9 Jeny M Dowlin { 01.06.20 at 11:54 pm }

Hppy New Year! At the end of last year, I came across your #MicroblogMondays idea and love it and now hoping to be active with it. I think like many things in life, blogging is a pendulum swinging. Right now, many blogs are a sea of monetizing themselves with little substance but I do believe there are many still seeking and trying to create substance, find authenticity. After all there are 8 comments before my own 🙂 and bookstores still exist.

10 Lori Lavender Luz { 01.07.20 at 10:40 am }

Me, too.
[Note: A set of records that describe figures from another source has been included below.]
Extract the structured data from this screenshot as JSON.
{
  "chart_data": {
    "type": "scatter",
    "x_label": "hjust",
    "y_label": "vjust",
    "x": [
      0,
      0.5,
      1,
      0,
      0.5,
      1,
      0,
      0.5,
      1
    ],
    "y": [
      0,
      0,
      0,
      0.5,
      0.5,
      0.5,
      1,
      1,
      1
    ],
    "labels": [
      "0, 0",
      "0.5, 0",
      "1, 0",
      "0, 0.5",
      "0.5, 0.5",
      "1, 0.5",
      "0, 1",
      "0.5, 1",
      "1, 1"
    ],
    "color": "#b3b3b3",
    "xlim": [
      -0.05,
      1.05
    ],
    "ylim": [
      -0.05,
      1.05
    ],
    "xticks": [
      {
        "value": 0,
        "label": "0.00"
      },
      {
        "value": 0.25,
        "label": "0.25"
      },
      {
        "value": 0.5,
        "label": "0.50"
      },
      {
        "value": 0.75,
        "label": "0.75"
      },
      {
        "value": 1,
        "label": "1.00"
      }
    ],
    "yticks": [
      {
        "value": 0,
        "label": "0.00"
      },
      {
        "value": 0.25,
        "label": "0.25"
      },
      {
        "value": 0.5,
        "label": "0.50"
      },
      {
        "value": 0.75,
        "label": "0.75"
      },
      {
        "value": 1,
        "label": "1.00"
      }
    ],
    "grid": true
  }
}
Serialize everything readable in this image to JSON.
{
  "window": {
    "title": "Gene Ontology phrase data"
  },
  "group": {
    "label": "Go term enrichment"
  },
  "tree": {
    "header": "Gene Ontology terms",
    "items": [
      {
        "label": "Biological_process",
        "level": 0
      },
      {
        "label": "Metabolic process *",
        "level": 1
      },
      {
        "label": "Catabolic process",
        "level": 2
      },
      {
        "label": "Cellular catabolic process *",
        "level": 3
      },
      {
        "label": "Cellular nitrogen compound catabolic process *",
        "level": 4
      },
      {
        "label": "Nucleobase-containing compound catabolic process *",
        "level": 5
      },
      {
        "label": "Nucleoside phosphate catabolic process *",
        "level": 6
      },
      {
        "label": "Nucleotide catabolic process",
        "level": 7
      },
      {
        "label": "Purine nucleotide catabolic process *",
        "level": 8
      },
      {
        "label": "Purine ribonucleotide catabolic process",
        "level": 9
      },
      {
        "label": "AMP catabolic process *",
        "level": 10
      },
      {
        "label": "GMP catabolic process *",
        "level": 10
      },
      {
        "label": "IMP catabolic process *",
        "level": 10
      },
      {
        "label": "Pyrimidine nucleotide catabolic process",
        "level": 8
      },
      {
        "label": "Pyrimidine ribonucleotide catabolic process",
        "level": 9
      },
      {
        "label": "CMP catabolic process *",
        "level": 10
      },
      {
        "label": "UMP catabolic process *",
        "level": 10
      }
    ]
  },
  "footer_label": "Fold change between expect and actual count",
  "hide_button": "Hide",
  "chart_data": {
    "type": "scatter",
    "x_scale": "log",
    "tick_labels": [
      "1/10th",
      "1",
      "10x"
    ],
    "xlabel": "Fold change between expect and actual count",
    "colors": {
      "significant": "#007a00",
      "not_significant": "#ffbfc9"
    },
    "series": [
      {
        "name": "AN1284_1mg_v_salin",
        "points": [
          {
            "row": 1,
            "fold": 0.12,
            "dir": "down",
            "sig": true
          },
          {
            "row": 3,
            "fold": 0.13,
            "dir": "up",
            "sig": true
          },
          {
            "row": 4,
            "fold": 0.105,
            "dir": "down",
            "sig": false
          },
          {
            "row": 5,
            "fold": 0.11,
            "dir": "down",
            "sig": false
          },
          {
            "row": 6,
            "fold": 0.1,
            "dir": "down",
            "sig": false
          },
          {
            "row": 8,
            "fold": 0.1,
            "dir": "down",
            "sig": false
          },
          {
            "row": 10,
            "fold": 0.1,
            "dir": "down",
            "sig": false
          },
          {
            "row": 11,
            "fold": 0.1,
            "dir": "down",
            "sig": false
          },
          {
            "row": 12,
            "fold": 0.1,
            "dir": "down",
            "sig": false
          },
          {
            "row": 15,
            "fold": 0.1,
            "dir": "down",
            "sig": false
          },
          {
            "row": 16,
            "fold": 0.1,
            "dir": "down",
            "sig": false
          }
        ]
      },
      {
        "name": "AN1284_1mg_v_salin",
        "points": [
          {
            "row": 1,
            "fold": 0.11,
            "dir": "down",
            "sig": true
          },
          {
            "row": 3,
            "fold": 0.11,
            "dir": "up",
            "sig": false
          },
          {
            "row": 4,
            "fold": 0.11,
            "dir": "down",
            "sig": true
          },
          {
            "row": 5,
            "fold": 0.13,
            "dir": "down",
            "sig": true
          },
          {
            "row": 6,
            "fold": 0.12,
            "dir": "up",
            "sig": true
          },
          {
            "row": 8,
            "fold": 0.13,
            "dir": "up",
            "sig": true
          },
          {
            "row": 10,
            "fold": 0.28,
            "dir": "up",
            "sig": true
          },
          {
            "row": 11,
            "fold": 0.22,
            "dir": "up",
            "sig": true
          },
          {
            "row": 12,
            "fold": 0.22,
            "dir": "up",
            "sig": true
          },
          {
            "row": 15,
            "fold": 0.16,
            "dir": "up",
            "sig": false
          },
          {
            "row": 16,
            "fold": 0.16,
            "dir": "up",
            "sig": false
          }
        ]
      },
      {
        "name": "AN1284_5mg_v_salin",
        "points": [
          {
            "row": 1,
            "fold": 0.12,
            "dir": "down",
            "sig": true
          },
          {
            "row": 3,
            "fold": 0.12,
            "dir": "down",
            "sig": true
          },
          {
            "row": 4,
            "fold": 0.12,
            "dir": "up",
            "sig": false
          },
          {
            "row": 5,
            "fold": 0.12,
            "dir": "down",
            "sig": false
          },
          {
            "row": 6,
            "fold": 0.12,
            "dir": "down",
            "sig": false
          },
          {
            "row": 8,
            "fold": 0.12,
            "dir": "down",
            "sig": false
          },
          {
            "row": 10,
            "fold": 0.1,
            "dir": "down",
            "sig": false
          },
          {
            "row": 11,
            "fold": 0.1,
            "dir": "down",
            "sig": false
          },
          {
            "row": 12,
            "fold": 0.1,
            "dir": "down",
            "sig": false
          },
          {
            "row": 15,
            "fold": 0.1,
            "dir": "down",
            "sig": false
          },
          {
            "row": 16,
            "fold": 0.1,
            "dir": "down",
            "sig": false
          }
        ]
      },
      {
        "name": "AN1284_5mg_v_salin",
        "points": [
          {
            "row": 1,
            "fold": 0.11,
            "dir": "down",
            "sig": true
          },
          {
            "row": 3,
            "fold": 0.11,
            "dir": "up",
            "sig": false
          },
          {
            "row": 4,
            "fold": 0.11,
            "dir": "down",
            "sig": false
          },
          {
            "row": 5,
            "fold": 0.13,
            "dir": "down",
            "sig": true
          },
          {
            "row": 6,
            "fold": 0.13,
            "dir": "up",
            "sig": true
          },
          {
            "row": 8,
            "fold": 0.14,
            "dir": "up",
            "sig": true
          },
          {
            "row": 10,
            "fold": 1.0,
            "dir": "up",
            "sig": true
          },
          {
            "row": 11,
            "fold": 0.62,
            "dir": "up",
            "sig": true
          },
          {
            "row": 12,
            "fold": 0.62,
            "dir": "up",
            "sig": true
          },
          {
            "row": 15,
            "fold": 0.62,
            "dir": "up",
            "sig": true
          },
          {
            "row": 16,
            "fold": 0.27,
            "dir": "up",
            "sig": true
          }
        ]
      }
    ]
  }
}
I miss the days when I couldn’t wait to get on my virtual front porch and visit other bloggers’ front porches. It felt very neighborhood-y, very connected. That has been lost and I don’t see it coming back.

(Coincidentally, I got an unsubscription notice today from an ALI reader. Made me sad for the old days.)

11 Geochick { 01.07.20 at 10:52 am }

I miss it too. I like reading blog posts that are about real life and much of social media is focused on one message. Although, I have to admit, I myself, am not reading many blogposts myself. :/ Yet, I want to drive traffic to my blog and be seen? Yeah, let’s just call that a disconnect.